How many sequences of length 5 can be formed using the digits 0, 1, 2, . . . , 9 with the property that exactly two of the 10 digits appear, e.g., 05550
If I understand your question !
You want to group the 10 digits from (0 to 9) in groups of 5 numbers in which 2 numbers will be of one kind and the other three of another kind. Example:00111. Is that right?
if so, then let us look at the numbers involved: Let us start with the same example as above: 00111. For the place of the first zero from the left, you have 10 choices. The same goes for the second zero. That is: 10 x 10= 100. The three "1s" can be any of the other 9 numbers, or: 9 x 9 x 9 =729.
So, you would have: 100 x 729 =72,900. But each group of 5 numbers can have: 5! /3!2! =10 permutations.
Therefore the overall number would be:72,900 x 10 =729,000 such numbers.
Melody: Please check these numbers.

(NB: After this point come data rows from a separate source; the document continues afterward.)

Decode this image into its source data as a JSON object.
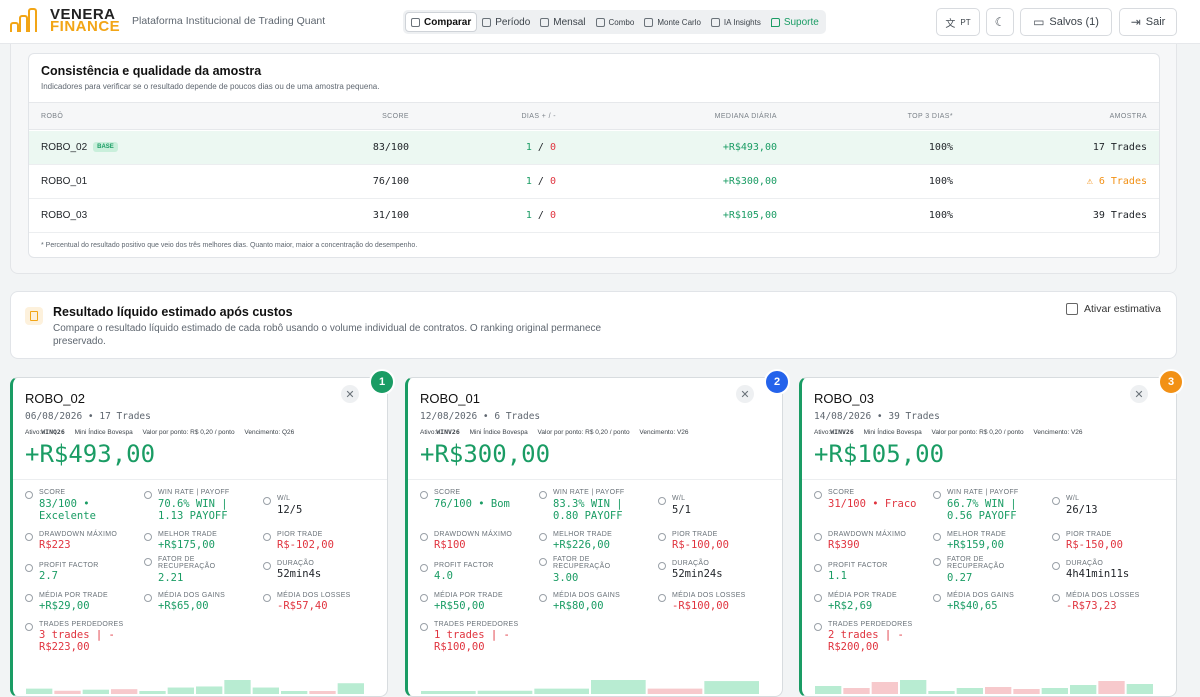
{
  "brand": {
    "line1": "VENERA",
    "line2": "FINANCE",
    "tagline": "Plataforma Institucional de Trading Quant"
  },
  "nav": {
    "tabs": [
      {
        "label": "Comparar",
        "icon": "bar-chart-icon"
      },
      {
        "label": "Período",
        "icon": "calendar-icon"
      },
      {
        "label": "Mensal",
        "icon": "calendar-grid-icon"
      },
      {
        "label": "Combo",
        "icon": "layers-icon"
      },
      {
        "label": "Monte Carlo",
        "icon": "dice-icon"
      },
      {
        "label": "IA Insights",
        "icon": "robot-icon"
      },
      {
        "label": "Suporte",
        "icon": "chat-icon"
      }
    ],
    "lang": "PT",
    "saved": "Salvos (1)",
    "logout": "Sair"
  },
  "consistency": {
    "title": "Consistência e qualidade da amostra",
    "subtitle": "Indicadores para verificar se o resultado depende de poucos dias ou de uma amostra pequena.",
    "headers": [
      "ROBÔ",
      "SCORE",
      "DIAS + / -",
      "MEDIANA DIÁRIA",
      "TOP 3 DIAS*",
      "AMOSTRA"
    ],
    "base_badge": "BASE",
    "rows": [
      {
        "robot": "ROBO_02",
        "score": "83/100",
        "days_pos": "1",
        "sep": "/",
        "days_neg": "0",
        "median": "+R$493,00",
        "top3": "100%",
        "sample": "17 Trades"
      },
      {
        "robot": "ROBO_01",
        "score": "76/100",
        "days_pos": "1",
        "sep": "/",
        "days_neg": "0",
        "median": "+R$300,00",
        "top3": "100%",
        "sample": "6 Trades"
      },
      {
        "robot": "ROBO_03",
        "score": "31/100",
        "days_pos": "1",
        "sep": "/",
        "days_neg": "0",
        "median": "+R$105,00",
        "top3": "100%",
        "sample": "39 Trades"
      }
    ],
    "footnote": "* Percentual do resultado positivo que veio dos três melhores dias. Quanto maior, maior a concentração do desempenho."
  },
  "net": {
    "title": "Resultado líquido estimado após custos",
    "description": "Compare o resultado líquido estimado de cada robô usando o volume individual de contratos. O ranking original permanece preservado.",
    "toggle_label": "Ativar estimativa"
  },
  "robots": [
    {
      "rank": "1",
      "rank_color": "#1a9c64",
      "name": "ROBO_02",
      "date": "06/08/2026",
      "trades": "17 Trades",
      "asset_label": "Ativo:",
      "asset": "WINQ26",
      "index": "Mini Índice Bovespa",
      "point_value": "Valor por ponto: R$ 0,20 / ponto",
      "expiry": "Vencimento: Q26",
      "result": "+R$493,00",
      "score_label": "SCORE",
      "score": "83/100 • Excelente",
      "winrate_label": "WIN RATE | PAYOFF",
      "winrate": "70.6% WIN | 1.13 PAYOFF",
      "wl_label": "W/L",
      "wl": "12/5",
      "dd_label": "DRAWDOWN MÁXIMO",
      "dd": "R$223",
      "best_label": "MELHOR TRADE",
      "best": "+R$175,00",
      "worst_label": "PIOR TRADE",
      "worst": "R$-102,00",
      "pf_label": "PROFIT FACTOR",
      "pf": "2.7",
      "rec_label": "FATOR DE RECUPERAÇÃO",
      "rec": "2.21",
      "dur_label": "DURAÇÃO",
      "dur": "52min4s",
      "avg_label": "MÉDIA POR TRADE",
      "avg": "+R$29,00",
      "gains_label": "MÉDIA DOS GAINS",
      "gains": "+R$65,00",
      "losses_label": "MÉDIA DOS LOSSES",
      "losses": "-R$57,40",
      "losers_label": "TRADES PERDEDORES",
      "losers": "3 trades | - R$223,00",
      "spark": [
        10,
        -6,
        8,
        -9,
        4,
        12,
        14,
        26,
        12,
        5,
        -3,
        20
      ]
    },
    {
      "rank": "2",
      "rank_color": "#2563eb",
      "name": "ROBO_01",
      "date": "12/08/2026",
      "trades": "6 Trades",
      "asset_label": "Ativo:",
      "asset": "WINV26",
      "index": "Mini Índice Bovespa",
      "point_value": "Valor por ponto: R$ 0,20 / ponto",
      "expiry": "Vencimento: V26",
      "result": "+R$300,00",
      "score_label": "SCORE",
      "score": "76/100 • Bom",
      "winrate_label": "WIN RATE | PAYOFF",
      "winrate": "83.3% WIN | 0.80 PAYOFF",
      "wl_label": "W/L",
      "wl": "5/1",
      "dd_label": "DRAWDOWN MÁXIMO",
      "dd": "R$100",
      "best_label": "MELHOR TRADE",
      "best": "+R$226,00",
      "worst_label": "PIOR TRADE",
      "worst": "R$-100,00",
      "pf_label": "PROFIT FACTOR",
      "pf": "4.0",
      "rec_label": "FATOR DE RECUPERAÇÃO",
      "rec": "3.00",
      "dur_label": "DURAÇÃO",
      "dur": "52min24s",
      "avg_label": "MÉDIA POR TRADE",
      "avg": "+R$50,00",
      "gains_label": "MÉDIA DOS GAINS",
      "gains": "+R$80,00",
      "losses_label": "MÉDIA DOS LOSSES",
      "losses": "-R$100,00",
      "losers_label": "TRADES PERDEDORES",
      "losers": "1 trades | - R$100,00",
      "spark": [
        4,
        6,
        10,
        26,
        -10,
        24
      ]
    },
    {
      "rank": "3",
      "rank_color": "#f29116",
      "name": "ROBO_03",
      "date": "14/08/2026",
      "trades": "39 Trades",
      "asset_label": "Ativo:",
      "asset": "WINV26",
      "index": "Mini Índice Bovespa",
      "point_value": "Valor por ponto: R$ 0,20 / ponto",
      "expiry": "Vencimento: V26",
      "result": "+R$105,00",
      "score_label": "SCORE",
      "score": "31/100 • Fraco",
      "winrate_label": "WIN RATE | PAYOFF",
      "winrate": "66.7% WIN | 0.56 PAYOFF",
      "wl_label": "W/L",
      "wl": "26/13",
      "dd_label": "DRAWDOWN MÁXIMO",
      "dd": "R$390",
      "best_label": "MELHOR TRADE",
      "best": "+R$159,00",
      "worst_label": "PIOR TRADE",
      "worst": "R$-150,00",
      "pf_label": "PROFIT FACTOR",
      "pf": "1.1",
      "rec_label": "FATOR DE RECUPERAÇÃO",
      "rec": "0.27",
      "dur_label": "DURAÇÃO",
      "dur": "4h41min11s",
      "avg_label": "MÉDIA POR TRADE",
      "avg": "+R$2,69",
      "gains_label": "MÉDIA DOS GAINS",
      "gains": "+R$40,65",
      "losses_label": "MÉDIA DOS LOSSES",
      "losses": "-R$73,23",
      "losers_label": "TRADES PERDEDORES",
      "losers": "2 trades | - R$200,00",
      "spark": [
        8,
        -6,
        -12,
        14,
        3,
        6,
        -7,
        -5,
        6,
        9,
        -13,
        10
      ]
    }
  ]
}
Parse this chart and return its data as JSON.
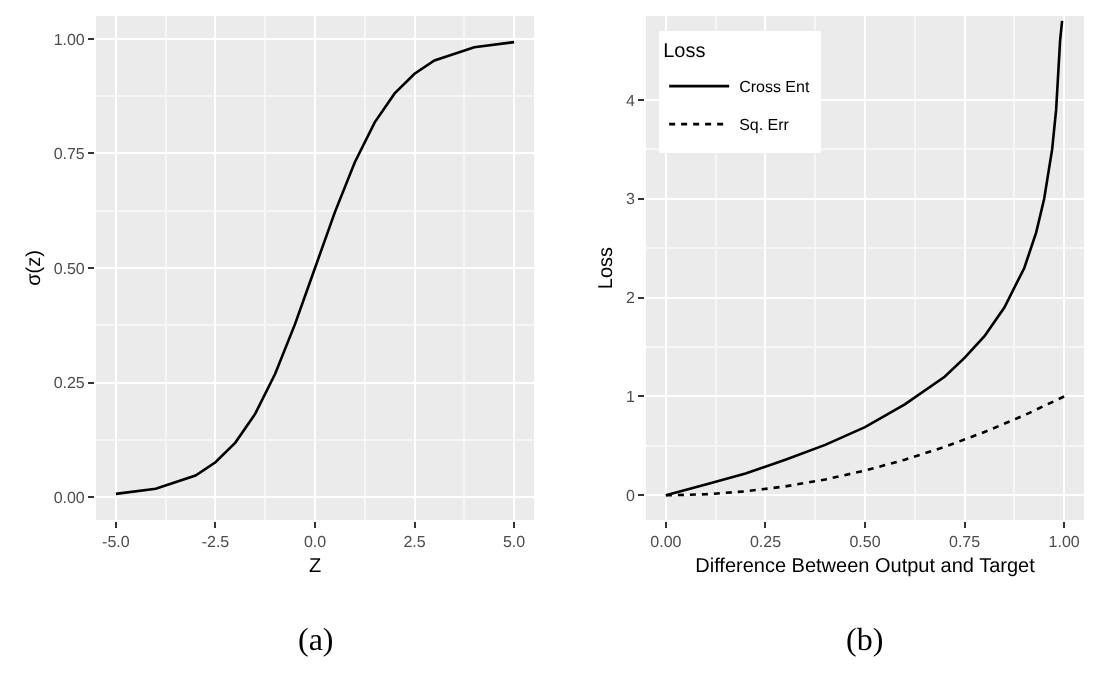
{
  "chart_data": [
    {
      "type": "line",
      "xlabel": "Z",
      "ylabel": "σ(z)",
      "annotations": [
        "(a)"
      ],
      "series": [
        {
          "color": "#000000",
          "line_style": "solid",
          "x": [
            -5,
            -4,
            -3,
            -2.5,
            -2,
            -1.5,
            -1,
            -0.5,
            0,
            0.5,
            1,
            1.5,
            2,
            2.5,
            3,
            4,
            5
          ],
          "values": [
            0.007,
            0.018,
            0.047,
            0.076,
            0.119,
            0.182,
            0.269,
            0.378,
            0.5,
            0.622,
            0.731,
            0.818,
            0.881,
            0.924,
            0.953,
            0.982,
            0.993
          ]
        }
      ],
      "xlim": [
        -5.5,
        5.5
      ],
      "ylim": [
        -0.05,
        1.05
      ],
      "xticks": [
        {
          "value": -5,
          "label": "-5.0"
        },
        {
          "value": -2.5,
          "label": "-2.5"
        },
        {
          "value": 0,
          "label": "0.0"
        },
        {
          "value": 2.5,
          "label": "2.5"
        },
        {
          "value": 5,
          "label": "5.0"
        }
      ],
      "yticks": [
        {
          "value": 0,
          "label": "0.00"
        },
        {
          "value": 0.25,
          "label": "0.25"
        },
        {
          "value": 0.5,
          "label": "0.50"
        },
        {
          "value": 0.75,
          "label": "0.75"
        },
        {
          "value": 1,
          "label": "1.00"
        }
      ],
      "grid": true
    },
    {
      "type": "line",
      "xlabel": "Difference Between Output and Target",
      "ylabel": "Loss",
      "legend_title": "Loss",
      "legend": "top left",
      "annotations": [
        "(b)"
      ],
      "series": [
        {
          "name": "Cross Ent",
          "color": "#000000",
          "line_style": "solid",
          "x": [
            0,
            0.1,
            0.2,
            0.3,
            0.4,
            0.5,
            0.6,
            0.7,
            0.75,
            0.8,
            0.85,
            0.9,
            0.93,
            0.95,
            0.97,
            0.98,
            0.99,
            0.995
          ],
          "values": [
            0,
            0.11,
            0.22,
            0.36,
            0.51,
            0.69,
            0.92,
            1.2,
            1.39,
            1.61,
            1.9,
            2.3,
            2.66,
            3.0,
            3.5,
            3.9,
            4.6,
            4.8
          ]
        },
        {
          "name": "Sq. Err",
          "color": "#000000",
          "line_style": "dotted",
          "x": [
            0,
            0.1,
            0.2,
            0.3,
            0.4,
            0.5,
            0.6,
            0.7,
            0.8,
            0.9,
            1
          ],
          "values": [
            0,
            0.01,
            0.04,
            0.09,
            0.16,
            0.25,
            0.36,
            0.49,
            0.64,
            0.81,
            1
          ]
        }
      ],
      "xlim": [
        -0.05,
        1.05
      ],
      "ylim": [
        -0.25,
        4.85
      ],
      "xticks": [
        {
          "value": 0,
          "label": "0.00"
        },
        {
          "value": 0.25,
          "label": "0.25"
        },
        {
          "value": 0.5,
          "label": "0.50"
        },
        {
          "value": 0.75,
          "label": "0.75"
        },
        {
          "value": 1,
          "label": "1.00"
        }
      ],
      "yticks": [
        0,
        1,
        2,
        3,
        4
      ],
      "grid": true
    }
  ]
}
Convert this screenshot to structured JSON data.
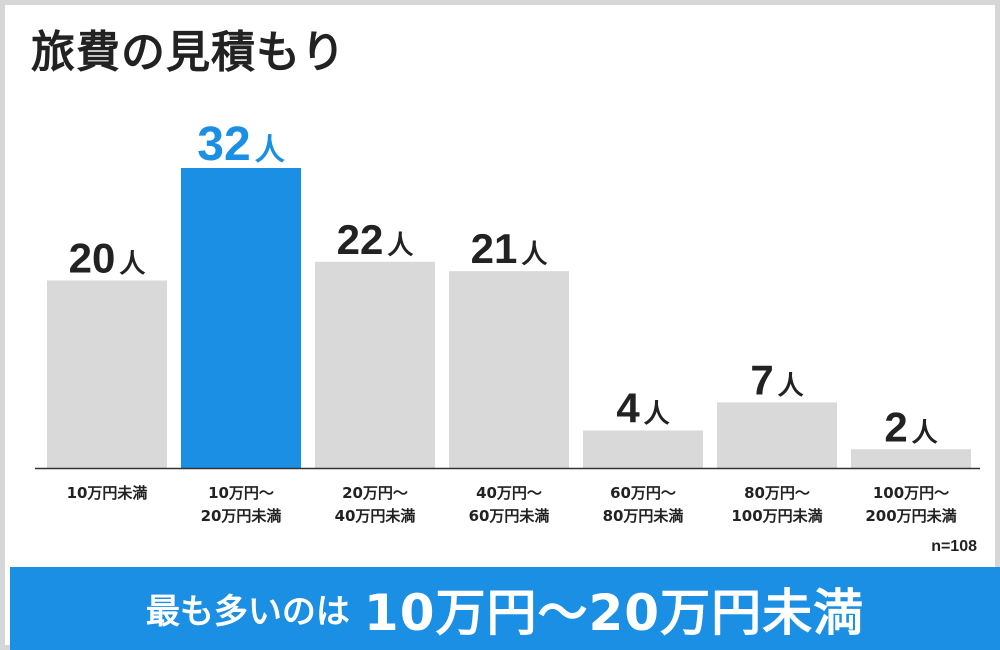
{
  "title": "旅費の見積もり",
  "sample_size": "n=108",
  "unit": "人",
  "banner": {
    "prefix": "最も多いのは",
    "highlight": "10万円〜20万円未満"
  },
  "colors": {
    "bar_default": "#d9d9d9",
    "bar_highlight": "#1a8fe3",
    "text_dark": "#222222",
    "banner_bg": "#1a8fe3"
  },
  "chart_data": {
    "type": "bar",
    "categories": [
      [
        "10万円未満"
      ],
      [
        "10万円〜",
        "20万円未満"
      ],
      [
        "20万円〜",
        "40万円未満"
      ],
      [
        "40万円〜",
        "60万円未満"
      ],
      [
        "60万円〜",
        "80万円未満"
      ],
      [
        "80万円〜",
        "100万円未満"
      ],
      [
        "100万円〜",
        "200万円未満"
      ]
    ],
    "values": [
      20,
      32,
      22,
      21,
      4,
      7,
      2
    ],
    "highlight_index": 1,
    "ylim": [
      0,
      32
    ],
    "grid": false,
    "legend": "none"
  }
}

Thanks.
How many sequences of length 5 can be formed using the digits 0, 1, 2, . . . , 9 with the property that exactly two of the 10 digits appear, e.g., 05550
Hi Guests, asker and answerer.
Here is my take. No promises that I am right though.
There are 10C2 = 45 conbinations of 2 numbers
You can have them in the ratio 1:4 or 2:3
It you have 1 of one of the numbers and 4 of the other then there is 5 ways to do that.
But either can be the single so that is 2 times
so I have 2*5*45 = 450 ways
If I have 2 or 1 and 3 of the other then i have 2*5C2ways = 20
20*45=900 ways
900+450 = 1350 combinations that meet that requirement.